Teman-teman lamanya sibuk memamerkan keberhasilan mereka masing-masing. Suasana yang awalnya hangat, kini terasa membosankan bagi Adrian. Semua orang seakan berlomba untuk menunjukkan siapa yang paling sukses. Beberapa dari mereka ada yang menanyakan tentang dirinya dan keadaannya seperti Sinyo Lembong, anak kutu buku yang sekarang menjabat sebagai Fund Manager di sebuah perusahaan sekuritas, "Adrian! Jadi, kerjaan kamu sekarang wartawan ya? Pasti seru dong bisa keliling dunia!"
Adrian, "Nggak juga. Kerjaan gue lebih banyak di dalam negeri. Tapi lebih banyak kerja kerasnya daripada serunya."
Sinyo, "Saya dengar kamu hampir kena tembak ya, waktu itu? Wah, kalau saya pasti sudah berhenti kerja!"
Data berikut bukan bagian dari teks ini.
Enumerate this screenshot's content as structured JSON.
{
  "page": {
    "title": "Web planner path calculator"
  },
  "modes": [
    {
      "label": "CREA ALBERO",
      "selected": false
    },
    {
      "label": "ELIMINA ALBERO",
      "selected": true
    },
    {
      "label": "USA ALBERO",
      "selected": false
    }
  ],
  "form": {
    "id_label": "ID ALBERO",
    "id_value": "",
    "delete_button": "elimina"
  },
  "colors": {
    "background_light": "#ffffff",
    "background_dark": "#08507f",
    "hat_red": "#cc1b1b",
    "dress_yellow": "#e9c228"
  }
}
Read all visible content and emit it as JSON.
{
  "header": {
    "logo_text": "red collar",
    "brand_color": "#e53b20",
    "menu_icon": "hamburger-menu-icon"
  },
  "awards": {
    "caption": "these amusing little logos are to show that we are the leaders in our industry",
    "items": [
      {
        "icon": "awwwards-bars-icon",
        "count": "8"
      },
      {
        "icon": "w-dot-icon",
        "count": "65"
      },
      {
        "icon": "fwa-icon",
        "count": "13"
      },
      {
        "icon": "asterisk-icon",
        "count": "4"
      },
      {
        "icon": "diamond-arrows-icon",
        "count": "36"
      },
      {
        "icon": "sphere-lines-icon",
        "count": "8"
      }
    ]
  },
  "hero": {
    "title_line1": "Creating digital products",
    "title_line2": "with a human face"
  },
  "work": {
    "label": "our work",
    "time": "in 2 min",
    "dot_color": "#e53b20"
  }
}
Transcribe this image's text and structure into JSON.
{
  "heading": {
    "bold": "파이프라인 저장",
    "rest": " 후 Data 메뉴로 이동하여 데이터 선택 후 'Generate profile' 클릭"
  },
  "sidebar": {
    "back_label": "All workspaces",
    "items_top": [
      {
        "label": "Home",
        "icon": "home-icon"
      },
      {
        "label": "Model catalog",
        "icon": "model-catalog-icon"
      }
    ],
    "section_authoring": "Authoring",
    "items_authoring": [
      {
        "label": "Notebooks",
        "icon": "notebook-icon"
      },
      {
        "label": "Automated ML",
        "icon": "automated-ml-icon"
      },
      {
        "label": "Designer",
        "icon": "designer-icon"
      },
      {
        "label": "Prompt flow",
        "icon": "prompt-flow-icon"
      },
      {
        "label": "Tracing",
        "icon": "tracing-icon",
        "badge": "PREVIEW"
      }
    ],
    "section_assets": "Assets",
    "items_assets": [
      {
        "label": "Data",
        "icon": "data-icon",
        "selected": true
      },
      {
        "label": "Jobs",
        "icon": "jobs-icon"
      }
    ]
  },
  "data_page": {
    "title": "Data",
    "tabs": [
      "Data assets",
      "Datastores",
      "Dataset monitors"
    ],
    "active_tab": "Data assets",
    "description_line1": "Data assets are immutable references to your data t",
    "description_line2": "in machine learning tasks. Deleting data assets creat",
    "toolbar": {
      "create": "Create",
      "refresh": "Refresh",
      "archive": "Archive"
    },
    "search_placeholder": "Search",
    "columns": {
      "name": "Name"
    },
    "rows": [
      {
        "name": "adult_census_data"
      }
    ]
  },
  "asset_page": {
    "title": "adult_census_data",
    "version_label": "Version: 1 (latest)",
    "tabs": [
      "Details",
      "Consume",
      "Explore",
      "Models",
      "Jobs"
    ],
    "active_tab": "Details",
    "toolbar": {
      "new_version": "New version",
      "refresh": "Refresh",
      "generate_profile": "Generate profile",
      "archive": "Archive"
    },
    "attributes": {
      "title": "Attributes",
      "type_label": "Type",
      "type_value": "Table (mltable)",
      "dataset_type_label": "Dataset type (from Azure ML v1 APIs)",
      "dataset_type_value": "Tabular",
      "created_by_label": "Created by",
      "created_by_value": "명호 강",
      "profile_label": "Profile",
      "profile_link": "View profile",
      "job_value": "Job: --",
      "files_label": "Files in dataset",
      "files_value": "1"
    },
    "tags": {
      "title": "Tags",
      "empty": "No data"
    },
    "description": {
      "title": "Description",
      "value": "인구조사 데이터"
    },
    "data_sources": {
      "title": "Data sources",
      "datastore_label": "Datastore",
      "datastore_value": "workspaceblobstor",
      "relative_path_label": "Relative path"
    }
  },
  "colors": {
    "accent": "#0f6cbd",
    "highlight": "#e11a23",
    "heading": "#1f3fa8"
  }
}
Percakapan itu sepertinya hanya sekedar basa-basi, dan sama seperti orang-orang lain Sinyo kemudian sibuk bercerita soal dirinya dan keberhasilannya mendapatkan puluhan milyar dari bisnis tradingnya yang tidak dimengerti oleh Adrian. Percakapan dengan orang berikutnya juga berlanjut dengan topik-topik yang sama, membuat Adrian merasa terasing. Dia mulai merasa reuni ini tidak lebih dari sekadar ajang pamer kesuksesan. Namun, saat dia hampir kehilangan harapan untuk menikmati malam itu, matanya tertumbuk pada seorang wanita yang berdiri sendirian di sudut ruangan.
Wanita itu adalah Sofia…
Sofia terlihat berbeda dari biasanya. Rambutnya yang panjang tergerai indah, dihias dengan sedikit ikal yang jatuh dengan anggun di bahunya. Dia mengenakan gaun hitam sederhana namun elegan, yang pas di tubuhnya, menonjolkan lekuk tubuhnya dengan sempurna. Wajahnya berseri-seri dengan senyum yang selalu menenangkan Adrian selama sesi terapi mereka, tetapi malam ini ada sesuatu yang lebih—sebuah kilau yang membuatnya terlihat begitu memukau.
Adrian terdiam sejenak, mencoba mencerna apa yang baru saja dilihatnya. Sofia, psikolog yang selama ini membantunya, ternyata adalah teman SMA-nya. Bagaimana dia bisa tidak menyadarinya selama ini?